I’ve never met anyone who enjoys getting robocalls. Have you? We make exceptions during election season and though political robocalls can be annoying if you’re not interested in the information, they are totally legal. The problem is, a growing number of Americans are being harassed by fraudulent robocalls made by scammers.
The problem has become so bad that last year, the Federal Trade Commission created a contest to help it come up with a new way to block illegal robocalls. Today the FTC announced the contest ended in a tie. The winners Serdar Danis and Aaron Foss will each receive half of the $50,000 grand prize.
Both inventions would intercept and filter out illegal robocalls using technology to “blacklist” the bad guys and “whitelist” the good guys. According to the FTC, both proposals would also separate unapproved robocallers using a CAPTCHA-style test to prevent illegal calls from even ringing through.
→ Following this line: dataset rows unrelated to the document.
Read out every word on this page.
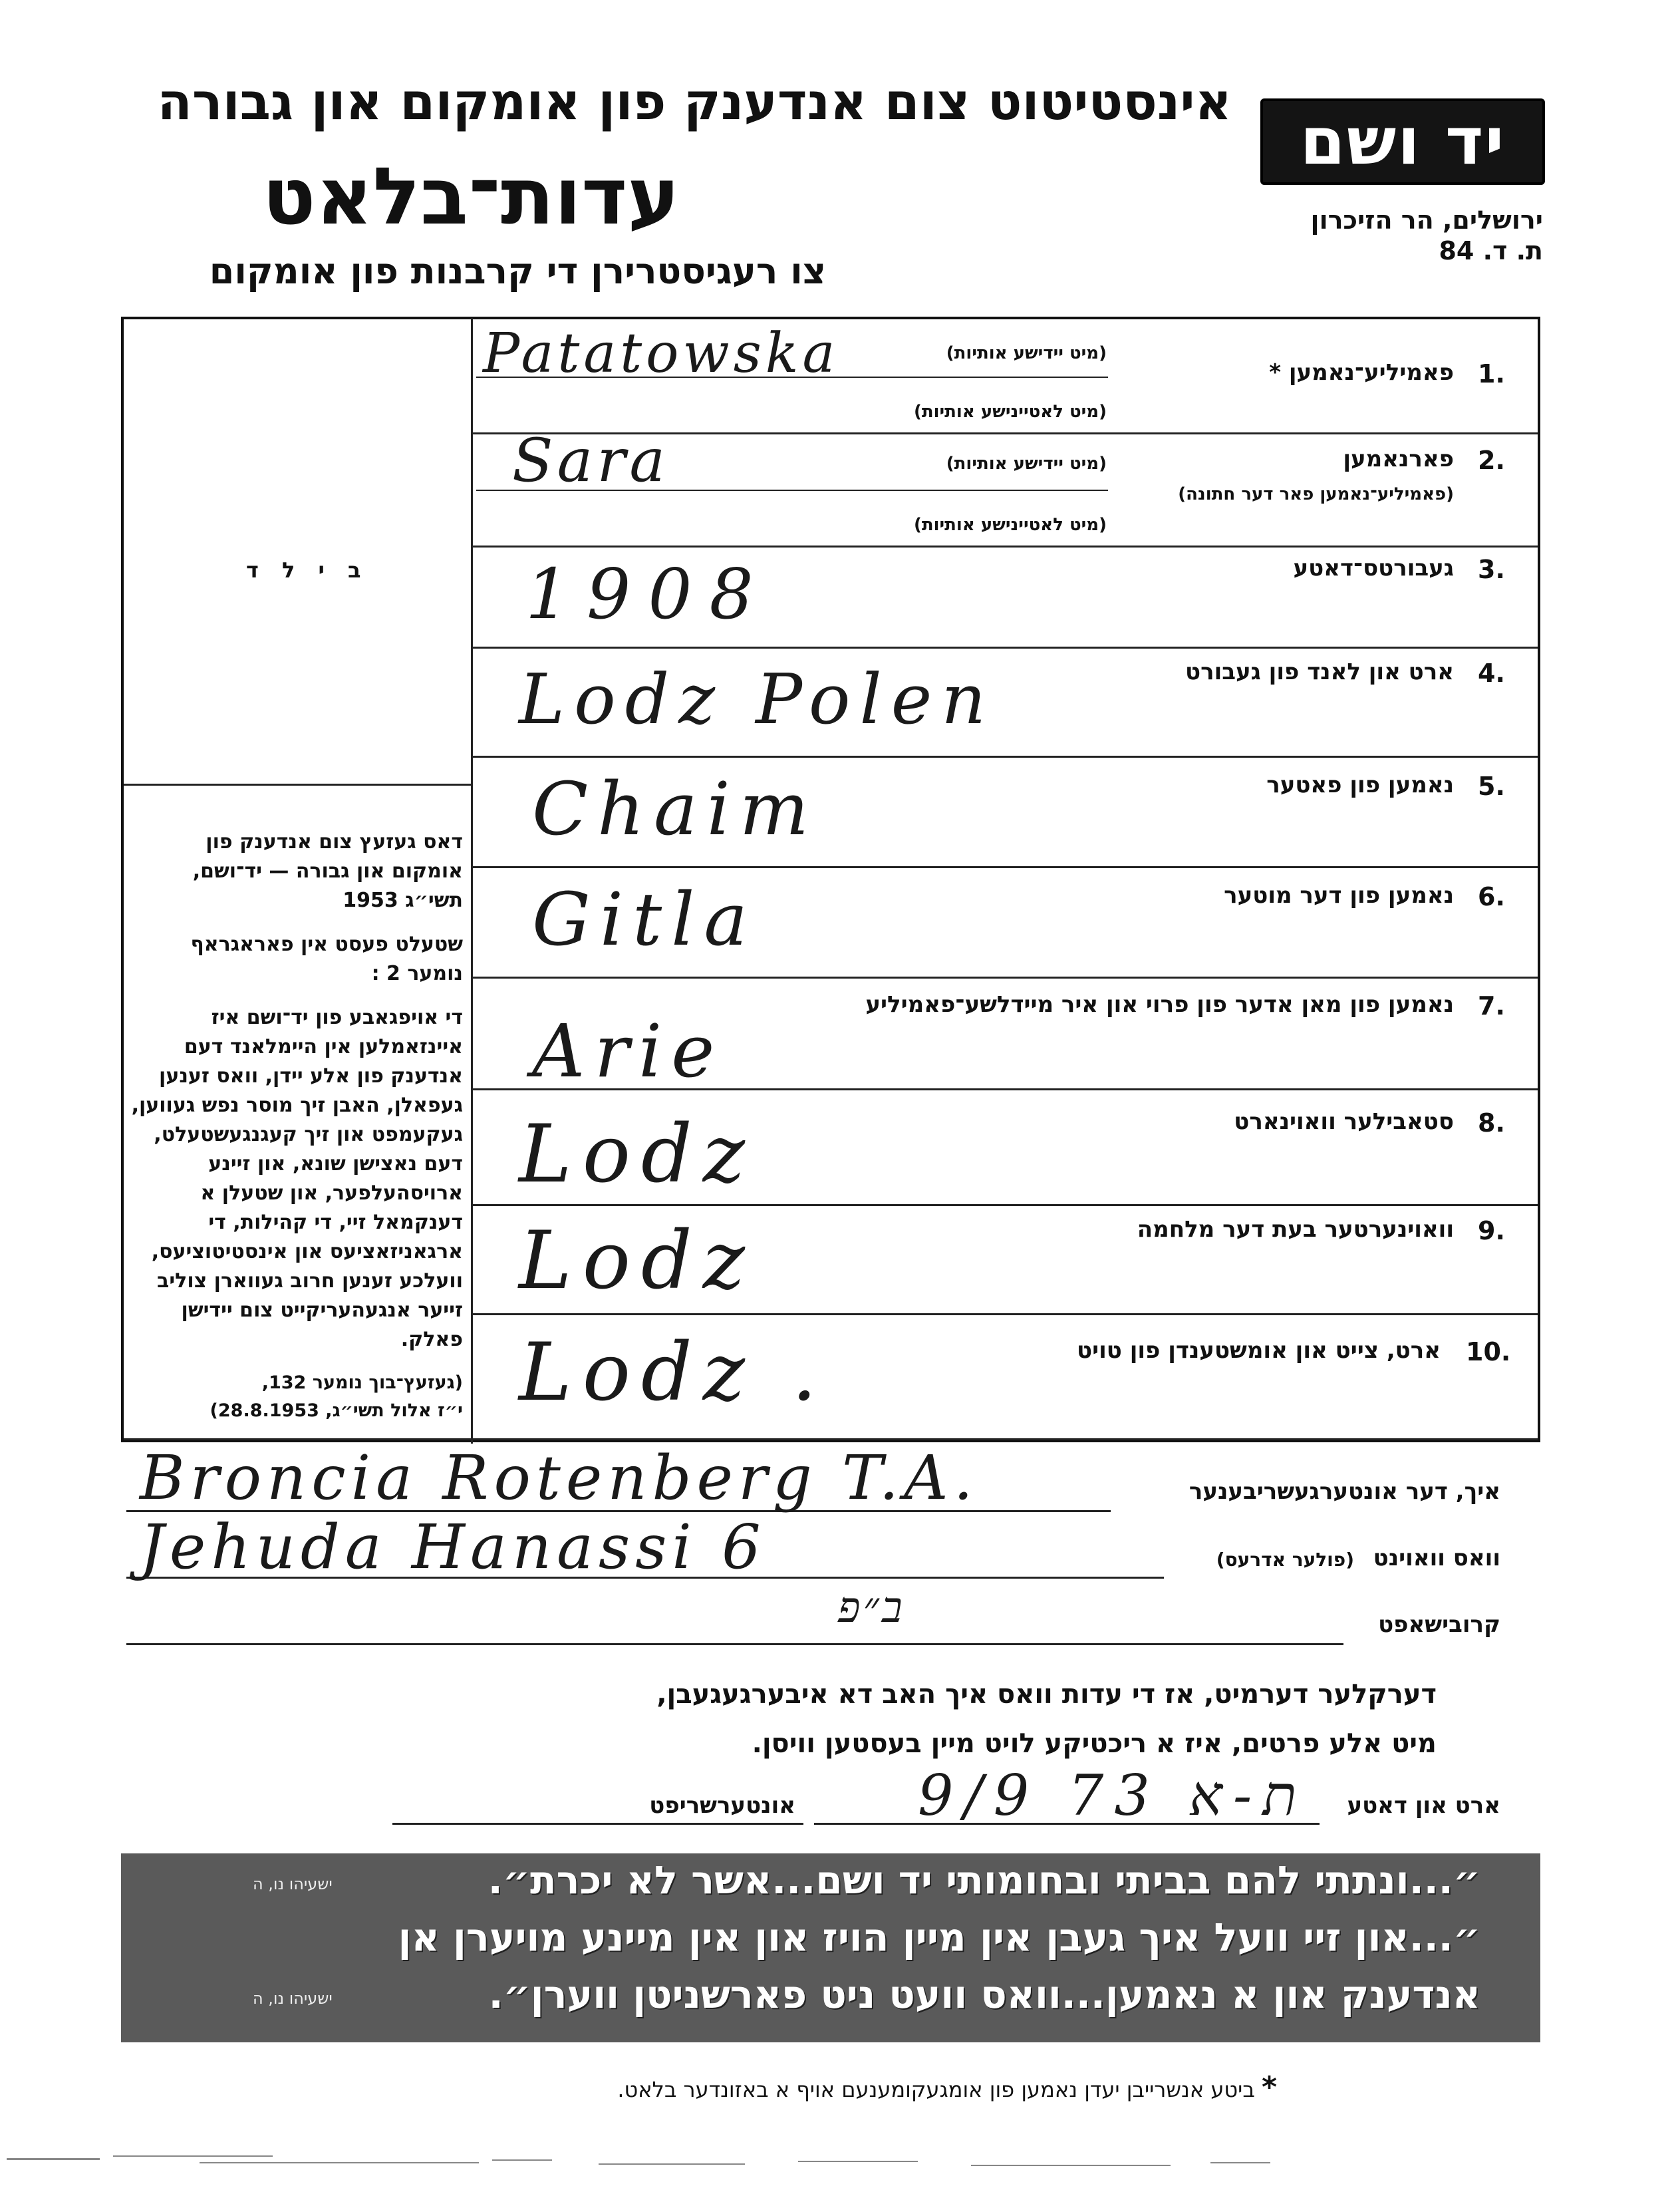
יד ושם
אינסטיטוט צום אנדענק פון אומקום און גבורה
עדות־בלאט
צו רעגיסטרירן די קרבנות פון אומקום
ירושלים, הר הזיכרון
ת. ד. 84
ב י ל ד

דאס געזעץ צום אנדענק פון אומקום און גבורה — יד־ושם, תשי״ג 1953

שטעלט פעסט אין פאראגראף נומער 2 :

די אויפגאבע פון יד־ושם איז איינזאמלען אין היימלאנד דעם אנדענק פון אלע יידן, וואס זענען געפאלן, האבן זיך מוסר נפש געווען, געקעמפט און זיך קעגנגעשטעלט, דעם נאצישן שונא, און זיינע ארויסהעלפער, און שטעלן א דענקמאל זיי, די קהילות, די ארגאניזאציעס און אינסטיטוציעס, וועלכע זענען חרוב געווארן צוליב זייער אנגעהעריקייט צום יידישן פאלק.

(געזעץ־בוך נומער 132,
י״ז אלול תשי״ג, 28.8.1953)

1.
פאמיליע־נאמען *
(מיט יידישע אותיות)
(מיט לאטיינישע אותיות)
Patatowska
2.
פארנאמען
(פאמיליע־נאמען פאר דער חתונה)
(מיט יידישע אותיות)
(מיט לאטיינישע אותיות)
Sara
3.
געבורטס־דאטע
1908
4.
ארט און לאנד פון געבורט
Lodz Polen
5.
נאמען פון פאטער
Chaim
6.
נאמען פון דער מוטער
Gitla
7.
נאמען פון מאן אדער פון פרוי און איר מיידלשע־פאמיליע
Arie
8.
סטאבילער וואוינארט
Lodz
9.
וואוינערטער בעת דער מלחמה
Lodz
10.
ארט, צייט און אומשטענדן פון טויט
Lodz .
איך, דער אונטערגעשריבענער
Broncia Rotenberg T.A.
וואס וואוינט
(פולער אדרעס)
Jehuda Hanassi 6
קרובישאפט
ב״פ
דערקלער דערמיט, אז די עדות וואס איך האב דא איבערגעגעבן,
מיט אלע פרטים, איז א ריכטיקע לויט מיין בעסטען וויסן.
ארט און דאטע
9/9 73 ת-א
אונטערשריפט
״...ונתתי להם בביתי ובחומותי יד ושם...אשר לא יכרת״.
ישעיהו נו, ה
״...און זיי וועל איך געבן אין מיין הויז און אין מיינע מויערן אן
אנדענק און א נאמען...וואס וועט ניט פארשניטן ווערן״.
ישעיהו נו, ה
* ביטע אנשרייבן יעדן נאמען פון אומגעקומענעם אויף א באזונדער בלאט.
So if they’re so similar, why was there a tie? Well, it must come down to the different ways they’re implemented. My personal favorite, Foss’s Nomorobo is cloud-based and hangs up on scammers before they can get through! The other, Danis’s Robocall Filtering System and Device with Autonomous Blacklisting,Whitelisting, GrayListing and Caller ID Spoof Detection could be applied as a mobile app, an electronic device, or part of your phone service.
We don’t know when these inventions will be on the market but what we do know is this: scammers are very tech-savvy and we have to beat them at their own game. The best way to stop scams that feed on technology is to create counteractive products such as the winning inventions in this contest.
Now — who can invent a money-wiring kiosk that recognizes transfers that are about to be sent to scam artists? Maybe once recognized, the kiosk plays a loud message that says something like, “STOP! Step away! Do not send this money. This is a scam! I repeat: this is a scam!” That’s what we need!
What do you think? How can we better protect technology from being exploited by criminals? What is good or bad about the FTC’s contest-winning inventions? What other scams thrive because of technology?